Wirtschaftsverbände warnen seit Monaten vor einer schleichenden Deindustrialisierung Deutschlands. Immer mehr Unternehmen würden sich mit Verlagerungs- oder gar Abwanderungsgedanken tragen, wenn die Politik nicht rasch für bessere Rahmenbedingungen sorge, heißt es etwa vom DIHK oder vom BDI. Die Landesbank Baden-Württemberg (LBBW) hat jetzt ihren aktuellen Mittelstandsradar vorgelegt und kann Entwarnung geben. Bei der Befragung von 248 mittelständischen Unternehmen zwischen Mitte Juli und Anfang August kam heraus, dass Deutschland vorerst keine Abwanderungswelle ins Haus steht.

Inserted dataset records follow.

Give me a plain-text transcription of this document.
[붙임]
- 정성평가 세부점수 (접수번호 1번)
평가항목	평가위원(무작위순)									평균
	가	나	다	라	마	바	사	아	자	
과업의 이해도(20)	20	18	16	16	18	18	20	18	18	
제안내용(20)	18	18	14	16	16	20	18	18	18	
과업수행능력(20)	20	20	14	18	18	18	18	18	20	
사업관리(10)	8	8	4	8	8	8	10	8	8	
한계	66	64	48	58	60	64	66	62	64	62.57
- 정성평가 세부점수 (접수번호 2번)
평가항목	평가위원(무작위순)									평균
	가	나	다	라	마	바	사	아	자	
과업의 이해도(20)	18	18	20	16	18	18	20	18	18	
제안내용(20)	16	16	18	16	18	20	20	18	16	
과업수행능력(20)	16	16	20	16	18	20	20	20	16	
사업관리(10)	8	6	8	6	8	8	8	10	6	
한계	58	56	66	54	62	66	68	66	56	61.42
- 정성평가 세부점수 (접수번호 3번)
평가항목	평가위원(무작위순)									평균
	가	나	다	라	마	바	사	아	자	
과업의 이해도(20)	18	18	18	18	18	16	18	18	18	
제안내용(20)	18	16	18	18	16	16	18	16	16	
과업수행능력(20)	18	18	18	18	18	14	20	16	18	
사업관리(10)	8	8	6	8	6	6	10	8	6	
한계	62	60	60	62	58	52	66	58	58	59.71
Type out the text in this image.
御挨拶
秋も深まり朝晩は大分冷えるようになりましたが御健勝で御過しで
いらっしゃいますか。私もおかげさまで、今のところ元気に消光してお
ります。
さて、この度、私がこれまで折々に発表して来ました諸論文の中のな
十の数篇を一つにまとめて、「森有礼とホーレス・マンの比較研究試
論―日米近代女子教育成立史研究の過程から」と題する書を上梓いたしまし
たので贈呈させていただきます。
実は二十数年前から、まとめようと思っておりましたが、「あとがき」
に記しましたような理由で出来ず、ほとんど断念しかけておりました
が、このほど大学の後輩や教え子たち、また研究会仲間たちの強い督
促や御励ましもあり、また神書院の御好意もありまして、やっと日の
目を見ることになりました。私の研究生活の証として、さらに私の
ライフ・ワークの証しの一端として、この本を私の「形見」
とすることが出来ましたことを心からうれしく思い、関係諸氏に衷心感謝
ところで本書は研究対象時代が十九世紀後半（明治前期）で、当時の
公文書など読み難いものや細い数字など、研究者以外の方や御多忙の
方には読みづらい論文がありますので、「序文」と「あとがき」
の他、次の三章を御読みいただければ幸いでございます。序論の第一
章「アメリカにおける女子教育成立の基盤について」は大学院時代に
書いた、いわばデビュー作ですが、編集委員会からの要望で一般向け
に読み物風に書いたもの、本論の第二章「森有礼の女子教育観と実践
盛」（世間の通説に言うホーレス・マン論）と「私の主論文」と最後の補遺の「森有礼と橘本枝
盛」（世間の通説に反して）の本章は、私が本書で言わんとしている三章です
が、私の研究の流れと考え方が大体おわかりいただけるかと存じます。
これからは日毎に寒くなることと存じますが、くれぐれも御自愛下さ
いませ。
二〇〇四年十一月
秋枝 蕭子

Die Mehrheit hegt keine Abwanderungsgedanken
In der LBBW-Umfrage gaben 67 Prozent der Mittelständler an, in den nächsten zehn Jahren keine Verlagerung ihrer betrieblichen Aktivitäten ins Ausland zu planen. Und sieben Prozent erklärten, bestehende Fertigungskapazitäten aus entfernten Schwellenländern in benachbarte beziehungsweise näher liegende Länder verlagern zu wollen. Dieser Trend ist der LBBW zufolge weltweit zu beobachten. "Die Diversifizierung der Beschaffungs- und Wertschöpfungskettenländer verlangsamt sich", sagt Andreas da Graca, Autor des Mittelstandsradars.
Die Rahmenbedingungen müssen stimmen
"Das Gros der deutschen Industrie verlässt das Land bis dato nicht", sagt der LBBW-Experte. Und viele Unternehmen, die Pläne für eine Abwanderung schmiedeten, würden demnach gerne bleiben - "wenn die Rahmenbedingungen stimmen", wie da Graca betont.
Was die Unternehmen und Wirtschaftsverbände von der Politik fordern, ist hinreichend bekannt: stärkere Deregulierung, mehr Bürokratieabbau, Ausbau der Infrastruktur, insbesondere der digitalen Infrastruktur, und verbesserte Bildungsmöglichkeiten, um dem dramatischen Fachkräftemangel zu begegnen. "Wenn die Politik hier nicht schnell reagiert und die Wettbewerbsbedingungen beziehungsweise die Rahmenbedingungen verbessert, könnten sich tatsächlich noch mehr deutsche Unternehmen nach neuen Standorten im Ausland umsehen", warnt da Graca.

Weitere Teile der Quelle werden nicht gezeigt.